I'm not worried about North America in all of this, I am worried about the 4th world - the parts of the world where young, uneducated, and underemployed people are accumulating in vast numbers without much in the way of economic prospects or political power. These are people who can (and are) easily swayed into violent means of attaining what feels like power and direction, and charismatic leaders emerge in crisis to leverage their cult of personality to attain their own vision of how the world should work - from IS to Boku Haram, the flavor of the 2000's is radical Islamists stepping in to provide what feels like social order, economic stability and, most of all, power to a powerless class.
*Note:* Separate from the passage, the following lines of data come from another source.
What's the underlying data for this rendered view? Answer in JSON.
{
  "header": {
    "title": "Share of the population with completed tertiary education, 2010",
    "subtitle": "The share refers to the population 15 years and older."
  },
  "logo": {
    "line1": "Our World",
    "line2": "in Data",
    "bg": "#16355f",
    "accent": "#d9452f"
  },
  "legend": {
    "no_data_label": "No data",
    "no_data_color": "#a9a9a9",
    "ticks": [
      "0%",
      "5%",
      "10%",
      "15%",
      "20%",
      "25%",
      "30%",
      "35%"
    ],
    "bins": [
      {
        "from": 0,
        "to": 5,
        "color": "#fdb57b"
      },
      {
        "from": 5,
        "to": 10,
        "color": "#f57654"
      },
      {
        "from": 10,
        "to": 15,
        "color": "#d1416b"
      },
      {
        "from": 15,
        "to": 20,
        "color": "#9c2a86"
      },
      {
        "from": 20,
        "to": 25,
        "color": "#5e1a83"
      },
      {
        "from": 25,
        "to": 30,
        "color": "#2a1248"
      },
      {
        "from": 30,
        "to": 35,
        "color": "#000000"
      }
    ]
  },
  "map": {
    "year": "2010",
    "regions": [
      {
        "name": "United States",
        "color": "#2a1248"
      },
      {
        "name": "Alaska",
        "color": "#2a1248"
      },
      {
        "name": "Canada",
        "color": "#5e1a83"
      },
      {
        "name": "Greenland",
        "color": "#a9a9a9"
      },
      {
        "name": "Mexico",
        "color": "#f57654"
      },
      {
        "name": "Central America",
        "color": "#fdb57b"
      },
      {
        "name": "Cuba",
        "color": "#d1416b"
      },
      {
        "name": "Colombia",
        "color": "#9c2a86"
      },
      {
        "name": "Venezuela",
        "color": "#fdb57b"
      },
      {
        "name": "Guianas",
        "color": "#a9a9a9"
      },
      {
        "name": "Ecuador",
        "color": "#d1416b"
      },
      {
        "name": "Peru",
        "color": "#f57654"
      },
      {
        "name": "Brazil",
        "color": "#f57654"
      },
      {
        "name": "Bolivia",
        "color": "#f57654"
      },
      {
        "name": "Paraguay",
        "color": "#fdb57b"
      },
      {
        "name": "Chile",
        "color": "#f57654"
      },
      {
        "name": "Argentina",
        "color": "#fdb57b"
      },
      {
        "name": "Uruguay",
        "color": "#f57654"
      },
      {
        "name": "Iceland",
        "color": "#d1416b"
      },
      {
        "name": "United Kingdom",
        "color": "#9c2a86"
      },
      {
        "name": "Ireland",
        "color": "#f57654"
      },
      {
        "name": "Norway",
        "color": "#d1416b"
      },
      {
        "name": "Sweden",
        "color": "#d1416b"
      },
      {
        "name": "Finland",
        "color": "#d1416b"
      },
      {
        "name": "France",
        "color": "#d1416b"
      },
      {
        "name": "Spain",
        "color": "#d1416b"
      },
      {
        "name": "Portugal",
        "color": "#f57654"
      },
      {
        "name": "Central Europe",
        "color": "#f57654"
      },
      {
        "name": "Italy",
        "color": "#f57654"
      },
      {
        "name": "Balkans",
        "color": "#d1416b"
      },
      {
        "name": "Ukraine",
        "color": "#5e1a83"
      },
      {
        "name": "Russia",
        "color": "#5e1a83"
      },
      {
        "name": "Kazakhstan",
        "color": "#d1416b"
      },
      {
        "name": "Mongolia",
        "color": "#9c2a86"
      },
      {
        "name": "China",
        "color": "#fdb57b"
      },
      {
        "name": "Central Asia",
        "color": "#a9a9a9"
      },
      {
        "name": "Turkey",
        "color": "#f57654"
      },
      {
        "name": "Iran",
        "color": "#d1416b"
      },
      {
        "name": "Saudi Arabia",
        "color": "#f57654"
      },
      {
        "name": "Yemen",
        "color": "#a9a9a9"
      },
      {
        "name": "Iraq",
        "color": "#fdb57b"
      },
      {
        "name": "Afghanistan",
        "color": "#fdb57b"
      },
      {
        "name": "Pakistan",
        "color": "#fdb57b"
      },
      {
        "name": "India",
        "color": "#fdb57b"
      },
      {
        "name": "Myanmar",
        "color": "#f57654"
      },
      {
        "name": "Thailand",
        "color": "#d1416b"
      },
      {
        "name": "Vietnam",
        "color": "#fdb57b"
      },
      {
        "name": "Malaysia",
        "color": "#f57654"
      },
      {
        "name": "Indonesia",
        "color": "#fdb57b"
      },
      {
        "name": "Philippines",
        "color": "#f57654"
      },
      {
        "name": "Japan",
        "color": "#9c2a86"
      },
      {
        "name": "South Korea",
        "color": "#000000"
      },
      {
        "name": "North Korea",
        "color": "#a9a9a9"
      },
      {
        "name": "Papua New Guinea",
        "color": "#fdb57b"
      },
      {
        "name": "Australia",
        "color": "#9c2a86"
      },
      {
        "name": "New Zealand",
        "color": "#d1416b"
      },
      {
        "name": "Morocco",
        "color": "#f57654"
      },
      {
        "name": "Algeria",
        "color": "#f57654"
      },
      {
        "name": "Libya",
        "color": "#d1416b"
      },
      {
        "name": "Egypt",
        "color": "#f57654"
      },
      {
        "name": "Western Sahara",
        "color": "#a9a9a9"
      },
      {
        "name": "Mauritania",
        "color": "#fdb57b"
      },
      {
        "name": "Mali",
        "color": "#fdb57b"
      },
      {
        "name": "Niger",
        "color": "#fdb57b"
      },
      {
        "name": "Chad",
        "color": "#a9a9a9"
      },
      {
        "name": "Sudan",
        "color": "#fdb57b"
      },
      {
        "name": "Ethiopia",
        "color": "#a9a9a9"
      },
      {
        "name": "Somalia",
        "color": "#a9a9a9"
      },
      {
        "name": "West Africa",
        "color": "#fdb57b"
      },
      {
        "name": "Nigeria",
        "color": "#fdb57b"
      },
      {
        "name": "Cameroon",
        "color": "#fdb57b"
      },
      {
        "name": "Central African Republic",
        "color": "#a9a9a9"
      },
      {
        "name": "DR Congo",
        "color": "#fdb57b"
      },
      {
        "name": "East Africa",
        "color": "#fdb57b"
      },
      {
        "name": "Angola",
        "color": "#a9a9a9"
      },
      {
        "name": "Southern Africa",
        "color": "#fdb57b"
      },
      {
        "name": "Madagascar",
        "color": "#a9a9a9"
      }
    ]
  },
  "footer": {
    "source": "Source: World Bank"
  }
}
Ebola may, along with wiping out thousands of people, wipe out the remains of the semblance of progress towards a pluralistic, secular democratic culture that had been attained in West Africa and the Middle East during the cold war and slightly beyond.

As an aside: remember that Iran was once pretty much like Austin Texas (OK, with a dictator running things...but....)

http://www.pagef30.com/2009/04/iran-in-1970s-before-islamic-revolution.html

So my concern isn't about the disease itself, I'm convinced that it can be contained to a great degree to the parts of the world where ignorance and fear allow it to thrive. I'm concerned about the socio-political effects of the disease and the tactics needed to contain it.